Als wir dann am nächsten Tag früh aufgestanden sind, um die vielen großen Reisebuse auf der Strecke zu vermeiden, war das Wetter leider sehr regnersich. Unglücklicherweiße wurde das Wetter auch beim Milford Sound nicht besser, sodass wir nicht viel gesehn haben und nach einem Kaffee auch schon wieder die zwei Stunden zurück gefahren sind. Einen Vorteil hatte das Wetter aber, den durch den vielen Regen hat man von der Straße aus jede Menge Wasserfälle die steilen Wände runter schießen sehn, die bei gutem Wetter nicht da sind. Kurz bevor wir dann wieder zurück waren hatte sich der Regnen dann doch verzogen und wir konnten noch einen kleinen Spaziergang um einen See machen.
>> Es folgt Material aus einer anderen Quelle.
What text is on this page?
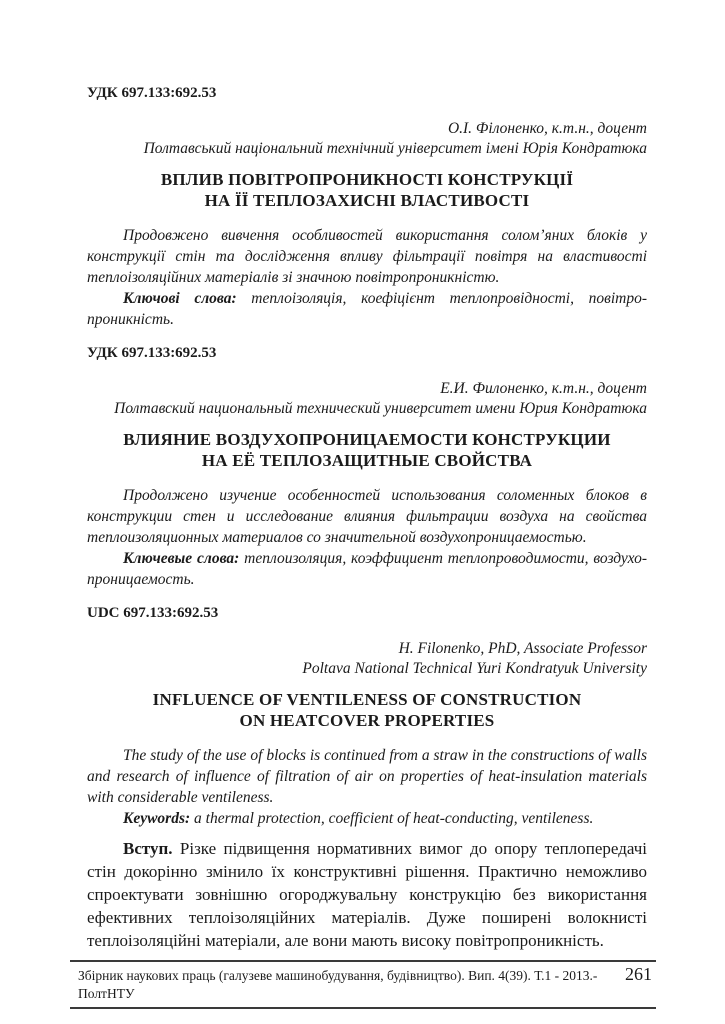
УДК 697.133:692.53

О.І. Філоненко, к.т.н., доцент
Полтавський національний технічний університет імені Юрія Кондратюка
ВПЛИВ ПОВІТРОПРОНИКНОСТІ КОНСТРУКЦІЇ
НА ЇЇ ТЕПЛОЗАХИСНІ ВЛАСТИВОСТІ

Продовжено вивчення особливостей використання солом’яних блоків у конструкції стін та дослідження впливу фільтрації повітря на властивості теплоізоляційних матеріалів зі значною повітропроникністю.

Ключові слова: теплоізоляція, коефіцієнт теплопровідності, повітро-проникність.

УДК 697.133:692.53

Е.И. Филоненко, к.т.н., доцент
Полтавский национальный технический университет имени Юрия Кондратюка
ВЛИЯНИЕ ВОЗДУХОПРОНИЦАЕМОСТИ КОНСТРУКЦИИ
НА ЕЁ ТЕПЛОЗАЩИТНЫЕ СВОЙСТВА

Продолжено изучение особенностей использования соломенных блоков в конструкции стен и исследование влияния фильтрации воздуха на свойства теплоизоляционных материалов со значительной воздухопроницаемостью.

Ключевые слова: теплоизоляция, коэффициент теплопроводимости, воздухо-проницаемость.

UDC 697.133:692.53

H. Filonenko, PhD, Associate Professor
Poltava National Technical Yuri Kondratyuk University
INFLUENCE OF VENTILENESS OF CONSTRUCTION
ON HEATCOVER PROPERTIES

The study of the use of blocks is continued from a straw in the constructions of walls and research of influence of filtration of air on properties of heat-insulation materials with considerable ventileness.

Keywords: a thermal protection, coefficient of heat-conducting, ventileness.

Вступ. Різке підвищення нормативних вимог до опору теплопередачі стін докорінно змінило їх конструктивні рішення. Практично неможливо спроектувати зовнішню огороджувальну конструкцію без використання ефективних теплоізоляційних матеріалів. Дуже поширені волокнисті теплоізоляційні матеріали, але вони мають високу повітропроникність.

Збірник наукових праць (галузеве машинобудування, будівництво). Вип. 4(39). Т.1 - 2013.- ПолтНТУ
261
Regenbogen über dem Lake Te Anau




Von Te Anau gings es wieder weiter zurück ans Meer, in die Catlins, dem südlichsten Teil des Festlandes Neuseeland, den noch südlicher gibt es nur noch Stewart Island. Drei Tage waren wir in den Catlins unterwegs und haben nicht nur tolle Wasserfälle und andere schöne Natur gesehn sondern auch allerlei von der heimischen Tierwelt zu Gesicht bekommen u.a. Delphine, Seelöwen und Pinguine.


Neuseeländische Seelöwen

Abendessen mit Ausblick

Gelbaugenpinguin

fossiler Wald

Mc Leans Falls
Von den Catlins aus mussten wir uns beilen wieder zurück nach Christchurch zukommen, wo in zwei Tagen der Flieger für Mami und Ilse nach Deutschland zurück und für die Alexandra nach Australien weiter ging. Deshalb haben wir nur noch eine Nacht in Dunedin verbracht und uns dort in der Stadt ein bischen ungeschaut, die durch ihre Gebäude und Pubszene im Gegensatz zu den meisten Städten hier auch in England liegen könnte.
Die letzte Nacht haben wir dann in Christchurch verbracht, durch die beiden großen Erdbeben, kann man leider nicht  mehr in das jetzt abgezäunte Stadtzentrum gelanegn, in dem die Christchurch Cathedral, das Wahrzeichen Christchurchs, steht.
Am nächsten Tag hab ich dann Ilse und Mami mittags an den Flughafen gebracht und bin zusammen mit der Alexandra auf einen abgelegenen Parkplatz gefahren, da sie mir meinen Van im Neuseeland Sytle besprüht hat. Erst am Abend hab ich sie dann auch zum Flughafen gebracht. Und so war ich wieder allein in meinem Van, daran musste ich mich nach so viel Gesellschaft auf einmal auch erst wieder gewöhnen.